Comments solicited: November, 1992
Comments received:

REFERENCES

  1. Agency for Toxic Substances and Disease Registry. 1989. Toxicological Profile for Heptachlor/Heptachlor Epoxide, ATSDR/TP-88/16. ATSDR, US. Public Health Service, Washington, DC.
  2. Hayes, W.J. and E.R. Laws (ed.). 1990. Handbook of Pesticide Toxicology, Vol. 3, Classes of Pesticides. Academic Press, Inc., NY.
  3. Howard, P.H. 1989. Handbook of Environmental Fate and Exposure Data for Organic Chemicals, Vol. 3, Pesticides. Lewis Publishers, Inc., Chelsea, MI.
  4. Tucker, R. 1970. Handbook of toxicity of pesticides to wildlife. USDI Fish & Wildlife Service.
  5. Worthing, C.R. (ed.). 1987. The pesticide manual: A world compendium. 8th Ed. The British Crop Protection Council. Croydon, England.
  6. Hayes, Wayland, Jr. 1982. Pesticides studied in man. Baltimore, MD: Williams & Wilkins.
  7. Meister, R.T. (ed.). 1992. Farm Chemicals Handbook '92. Meister Publishing Company, Willoughby, OH.

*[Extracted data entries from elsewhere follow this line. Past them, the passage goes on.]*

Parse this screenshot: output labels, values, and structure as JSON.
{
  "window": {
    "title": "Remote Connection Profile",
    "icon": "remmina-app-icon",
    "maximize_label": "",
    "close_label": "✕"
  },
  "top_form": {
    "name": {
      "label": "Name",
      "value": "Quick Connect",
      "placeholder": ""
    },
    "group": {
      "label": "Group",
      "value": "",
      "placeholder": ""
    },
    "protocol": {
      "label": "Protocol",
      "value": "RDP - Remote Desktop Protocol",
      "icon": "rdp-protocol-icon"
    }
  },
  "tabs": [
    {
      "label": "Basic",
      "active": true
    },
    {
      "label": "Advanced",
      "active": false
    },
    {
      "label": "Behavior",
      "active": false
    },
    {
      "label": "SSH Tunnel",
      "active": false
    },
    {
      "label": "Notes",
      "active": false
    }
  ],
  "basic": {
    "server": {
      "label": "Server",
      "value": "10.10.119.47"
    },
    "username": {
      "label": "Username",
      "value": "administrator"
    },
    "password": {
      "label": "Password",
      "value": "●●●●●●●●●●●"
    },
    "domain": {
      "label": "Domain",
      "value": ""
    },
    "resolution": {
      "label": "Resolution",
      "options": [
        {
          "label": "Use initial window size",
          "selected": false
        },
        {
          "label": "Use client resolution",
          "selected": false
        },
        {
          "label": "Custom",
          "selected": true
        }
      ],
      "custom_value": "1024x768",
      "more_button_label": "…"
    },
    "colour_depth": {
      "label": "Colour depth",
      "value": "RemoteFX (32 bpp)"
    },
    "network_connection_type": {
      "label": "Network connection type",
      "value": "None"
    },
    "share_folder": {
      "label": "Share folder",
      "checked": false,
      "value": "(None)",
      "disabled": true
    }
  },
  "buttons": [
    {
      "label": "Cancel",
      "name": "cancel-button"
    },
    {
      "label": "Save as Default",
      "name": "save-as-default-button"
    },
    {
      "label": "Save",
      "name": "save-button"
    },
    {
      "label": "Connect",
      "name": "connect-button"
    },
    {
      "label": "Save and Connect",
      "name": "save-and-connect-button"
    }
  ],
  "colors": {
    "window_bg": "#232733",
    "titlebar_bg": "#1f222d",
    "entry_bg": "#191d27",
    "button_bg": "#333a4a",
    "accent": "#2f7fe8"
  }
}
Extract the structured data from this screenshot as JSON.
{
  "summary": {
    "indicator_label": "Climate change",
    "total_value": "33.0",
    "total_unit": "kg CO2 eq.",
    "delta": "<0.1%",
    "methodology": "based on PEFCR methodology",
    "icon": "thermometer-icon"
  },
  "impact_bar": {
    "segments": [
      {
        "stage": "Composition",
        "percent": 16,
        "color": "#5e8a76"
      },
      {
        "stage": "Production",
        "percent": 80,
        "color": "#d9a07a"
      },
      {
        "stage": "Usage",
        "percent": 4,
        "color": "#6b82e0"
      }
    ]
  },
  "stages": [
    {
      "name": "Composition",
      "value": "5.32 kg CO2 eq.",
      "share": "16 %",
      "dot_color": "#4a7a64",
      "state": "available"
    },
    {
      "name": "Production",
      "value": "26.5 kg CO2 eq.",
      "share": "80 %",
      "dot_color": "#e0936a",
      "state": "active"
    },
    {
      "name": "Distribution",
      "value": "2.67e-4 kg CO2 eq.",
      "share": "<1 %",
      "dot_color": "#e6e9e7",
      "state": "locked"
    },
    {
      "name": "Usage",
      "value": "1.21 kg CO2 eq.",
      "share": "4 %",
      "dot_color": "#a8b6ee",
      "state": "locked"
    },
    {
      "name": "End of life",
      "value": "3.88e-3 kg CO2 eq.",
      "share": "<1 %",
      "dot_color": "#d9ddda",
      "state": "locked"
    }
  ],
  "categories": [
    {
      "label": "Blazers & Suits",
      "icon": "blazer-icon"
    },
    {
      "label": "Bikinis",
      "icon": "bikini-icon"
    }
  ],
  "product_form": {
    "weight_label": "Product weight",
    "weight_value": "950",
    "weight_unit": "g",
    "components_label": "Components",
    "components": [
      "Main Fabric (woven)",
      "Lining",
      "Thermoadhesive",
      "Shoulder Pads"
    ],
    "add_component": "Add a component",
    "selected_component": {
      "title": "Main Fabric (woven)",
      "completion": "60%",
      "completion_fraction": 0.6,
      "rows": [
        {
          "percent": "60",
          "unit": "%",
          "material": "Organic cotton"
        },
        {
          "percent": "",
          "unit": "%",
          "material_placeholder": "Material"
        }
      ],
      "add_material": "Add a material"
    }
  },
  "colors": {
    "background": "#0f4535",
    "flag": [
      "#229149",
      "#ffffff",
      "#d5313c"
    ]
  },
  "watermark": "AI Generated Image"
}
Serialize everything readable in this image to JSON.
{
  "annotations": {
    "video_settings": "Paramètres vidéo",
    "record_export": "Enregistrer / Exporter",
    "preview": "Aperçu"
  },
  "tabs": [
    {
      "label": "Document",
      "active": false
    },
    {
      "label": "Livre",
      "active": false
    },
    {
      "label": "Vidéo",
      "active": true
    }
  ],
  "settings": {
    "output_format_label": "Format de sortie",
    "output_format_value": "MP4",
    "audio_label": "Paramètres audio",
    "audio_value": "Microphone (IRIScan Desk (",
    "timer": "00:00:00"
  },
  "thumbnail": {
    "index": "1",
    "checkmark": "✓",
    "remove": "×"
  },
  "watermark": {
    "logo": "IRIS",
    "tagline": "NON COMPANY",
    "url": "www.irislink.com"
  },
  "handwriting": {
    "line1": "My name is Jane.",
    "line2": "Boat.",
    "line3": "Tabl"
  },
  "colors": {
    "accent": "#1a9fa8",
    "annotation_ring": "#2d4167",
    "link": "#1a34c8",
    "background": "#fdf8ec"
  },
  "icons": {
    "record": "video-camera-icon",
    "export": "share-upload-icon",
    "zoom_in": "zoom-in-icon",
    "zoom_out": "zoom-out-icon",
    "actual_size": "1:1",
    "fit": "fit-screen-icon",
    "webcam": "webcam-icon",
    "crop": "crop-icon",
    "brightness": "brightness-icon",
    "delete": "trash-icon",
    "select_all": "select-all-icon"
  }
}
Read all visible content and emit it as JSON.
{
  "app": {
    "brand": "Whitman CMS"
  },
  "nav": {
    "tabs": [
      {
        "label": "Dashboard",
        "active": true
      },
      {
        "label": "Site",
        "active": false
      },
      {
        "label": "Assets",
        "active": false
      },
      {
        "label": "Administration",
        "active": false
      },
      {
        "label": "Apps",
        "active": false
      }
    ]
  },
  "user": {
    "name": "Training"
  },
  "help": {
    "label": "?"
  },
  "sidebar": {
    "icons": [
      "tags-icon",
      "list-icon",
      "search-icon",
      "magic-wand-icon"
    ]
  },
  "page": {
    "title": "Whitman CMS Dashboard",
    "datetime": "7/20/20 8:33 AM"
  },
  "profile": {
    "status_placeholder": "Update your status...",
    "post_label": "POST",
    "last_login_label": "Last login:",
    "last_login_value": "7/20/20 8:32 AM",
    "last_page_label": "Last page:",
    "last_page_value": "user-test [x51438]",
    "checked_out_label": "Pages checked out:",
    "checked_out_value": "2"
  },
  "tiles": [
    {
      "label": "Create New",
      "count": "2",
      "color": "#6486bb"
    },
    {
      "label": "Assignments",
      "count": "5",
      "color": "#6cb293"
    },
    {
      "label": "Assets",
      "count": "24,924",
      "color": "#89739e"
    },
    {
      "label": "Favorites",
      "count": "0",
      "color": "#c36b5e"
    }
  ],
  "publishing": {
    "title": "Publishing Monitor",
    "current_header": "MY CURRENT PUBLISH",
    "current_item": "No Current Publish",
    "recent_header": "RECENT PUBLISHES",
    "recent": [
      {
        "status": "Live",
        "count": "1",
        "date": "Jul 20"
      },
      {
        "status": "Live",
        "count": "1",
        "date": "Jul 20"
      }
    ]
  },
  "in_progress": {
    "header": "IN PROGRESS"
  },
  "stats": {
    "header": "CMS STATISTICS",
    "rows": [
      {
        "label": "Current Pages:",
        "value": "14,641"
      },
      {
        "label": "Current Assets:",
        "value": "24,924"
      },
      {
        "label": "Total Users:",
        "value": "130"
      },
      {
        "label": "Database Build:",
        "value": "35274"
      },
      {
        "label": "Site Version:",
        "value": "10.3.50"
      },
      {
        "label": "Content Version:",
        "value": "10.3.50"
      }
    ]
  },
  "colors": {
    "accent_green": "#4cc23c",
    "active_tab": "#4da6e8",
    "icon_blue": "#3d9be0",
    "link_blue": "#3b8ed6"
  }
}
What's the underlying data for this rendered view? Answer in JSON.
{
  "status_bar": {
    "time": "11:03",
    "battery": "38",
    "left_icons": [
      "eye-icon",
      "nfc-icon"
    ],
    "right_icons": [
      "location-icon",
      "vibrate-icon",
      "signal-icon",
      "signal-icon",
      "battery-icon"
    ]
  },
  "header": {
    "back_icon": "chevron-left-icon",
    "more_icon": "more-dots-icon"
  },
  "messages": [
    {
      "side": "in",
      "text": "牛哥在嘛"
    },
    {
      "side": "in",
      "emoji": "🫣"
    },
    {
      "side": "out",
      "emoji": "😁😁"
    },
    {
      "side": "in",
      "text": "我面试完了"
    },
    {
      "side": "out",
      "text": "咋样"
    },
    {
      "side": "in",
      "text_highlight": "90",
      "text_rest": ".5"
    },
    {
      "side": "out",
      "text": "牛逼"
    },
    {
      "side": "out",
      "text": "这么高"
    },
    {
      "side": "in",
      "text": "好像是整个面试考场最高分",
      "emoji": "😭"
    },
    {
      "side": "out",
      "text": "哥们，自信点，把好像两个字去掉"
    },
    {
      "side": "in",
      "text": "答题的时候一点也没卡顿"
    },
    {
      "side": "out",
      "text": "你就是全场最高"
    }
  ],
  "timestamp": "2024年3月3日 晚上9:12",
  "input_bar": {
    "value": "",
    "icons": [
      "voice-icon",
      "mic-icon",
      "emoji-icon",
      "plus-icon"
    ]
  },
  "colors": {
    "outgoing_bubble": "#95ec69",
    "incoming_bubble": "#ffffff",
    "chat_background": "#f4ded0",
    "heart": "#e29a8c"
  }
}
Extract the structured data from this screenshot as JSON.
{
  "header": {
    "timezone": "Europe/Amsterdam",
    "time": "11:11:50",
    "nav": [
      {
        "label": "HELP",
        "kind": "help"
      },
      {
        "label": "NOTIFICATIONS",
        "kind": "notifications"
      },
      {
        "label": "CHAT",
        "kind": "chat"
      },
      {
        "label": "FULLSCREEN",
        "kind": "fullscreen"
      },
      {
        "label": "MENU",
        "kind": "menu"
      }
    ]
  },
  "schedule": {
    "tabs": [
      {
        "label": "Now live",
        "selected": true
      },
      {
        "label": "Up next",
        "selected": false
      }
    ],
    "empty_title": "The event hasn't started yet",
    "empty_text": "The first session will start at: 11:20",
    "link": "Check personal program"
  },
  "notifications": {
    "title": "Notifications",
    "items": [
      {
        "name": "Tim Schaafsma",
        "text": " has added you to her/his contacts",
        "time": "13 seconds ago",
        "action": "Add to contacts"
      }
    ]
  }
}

  8. Hartley, D. and H. Kidd, (eds.) 1983. The agrochemicals handbook. Nottingham, England: Royal Society of Chemistry.
  9. US EPA. 1990 (Feb.). Suspended, Canceled, and Restricted Use Pesticides. Office of Compliance Monitoring, Office of Pesticides and Toxic Substances, US EPA, Washington, DC.
  10. World Health Organization. 1984. Environmental Health Criteria 38: Heptachlor. WHO, Geneva, Switzerland.
  11. Occupational Health Services, Inc. 1991 (March 19). MSDS for Heptachlor. OHS, INc., Secaucus, NJ.
  12. Sax, N.I. 1975. Dangerous properties of industrial materials. 4th Ed. New York: Van Nostrand Reinhold Co.
  13. Hallenbeck, W.H. & K.M. Cunningham-Burns. 1985. Pesticides and human health. New York: Springer-Verlag.
  14. TOXNET. 1985. National library of medicine's toxicology data network. Hazardous Substances Databank. Public Health Service. National Institute of Healtyh. U.S. Department of Health and Human Services. Bethesda, MD: NLM.
  15. Gosselin, R.E. 1984. Clinical toxicology of commercial products. 5th Ed. Baltimore, MD: Williams & Wilkins.
  16. Windholz, M. (ed.) 1976. The Merck Index: an encyclopedia of chemicals and drugs. 9th Ed. Rahway, NJ: Merck.
  17. Sunshine, I. 1969. Handbook of analytical toxicology. Cleveland, OH: Chemical Rubber Co.